Photo: RNZ
The headlines have spoken – “GDP: It’s official – we’re in recession” and “New Zealand slips into double-dip recession amid rate hikes”.
Stats NZ has said the economy contracted 0.3 percent in the three months ended September, followed by a 0.1 percent contraction in the December quarter. In reality the economy has shrunk in four of the past five quarters, which included the lingering effects of Covid-19 restrictions.
But what is a recession and what is GDP? RNZ is here to clear it all up.
What’s a recession?
Let’s get the definition out of the way early.

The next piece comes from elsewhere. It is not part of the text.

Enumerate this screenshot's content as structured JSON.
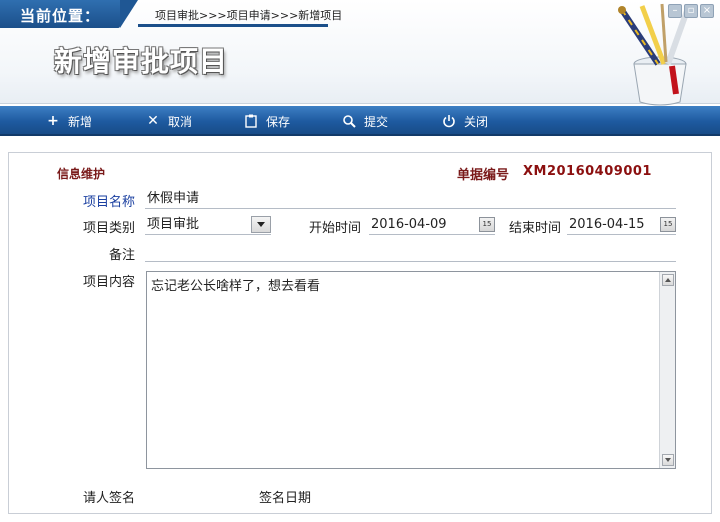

Two consecutive quarters of negative growth (a paradox surely) are called a technical recession, a definition devised in the mid-1970s by a US bureaucrat, Julius Shiskin. Only the US seems to have an official declaration of recession, which is done by the National Bureau of Economic Research.
A survey of economists last year by www.interest.co.nz found as many points of views and alternative definitions as participants, proof of George Bernard Shaw’s quip that if all the economists were laid end to end, they’d never reach a conclusion.
But let’s agree that New Zealand’s economy as a whole has been going backwards for the best part of a year, even if the slowdown has been unevenly felt by people.
“Cue more talk about NZ re-entering technical recession. Technical recession or not (who knows, it could get revised away), to us the bigger picture remains the same. The economy continues to bump along the bottom,” BNZ head of research Stephen Toplis said.
Photo: Stats NZ
What’s gross domestic product (GDP)?
At best, it’s an imperfect measure of all the value of the goods and services produced by an economy – from growing kiwifruit, mending broken cars and legs, building a house, selling big screen televisions or two-minute noodles, to the money spent on holding a general election or hiring a real estate agent .
In other words, a pick’n’mix of consumption, investment, government spending, and trade, and when adjusted for inflation it gives a broad measure of whether an economy is growing or shrinking, running hot or cold.
Although New Zealand talks about primary products being the backbone of the economy – the infant formula flooding into China, the kiwifruit on its way to Europe, the beef headed to US fast food chains – the reality is it accounts for about 6 percent.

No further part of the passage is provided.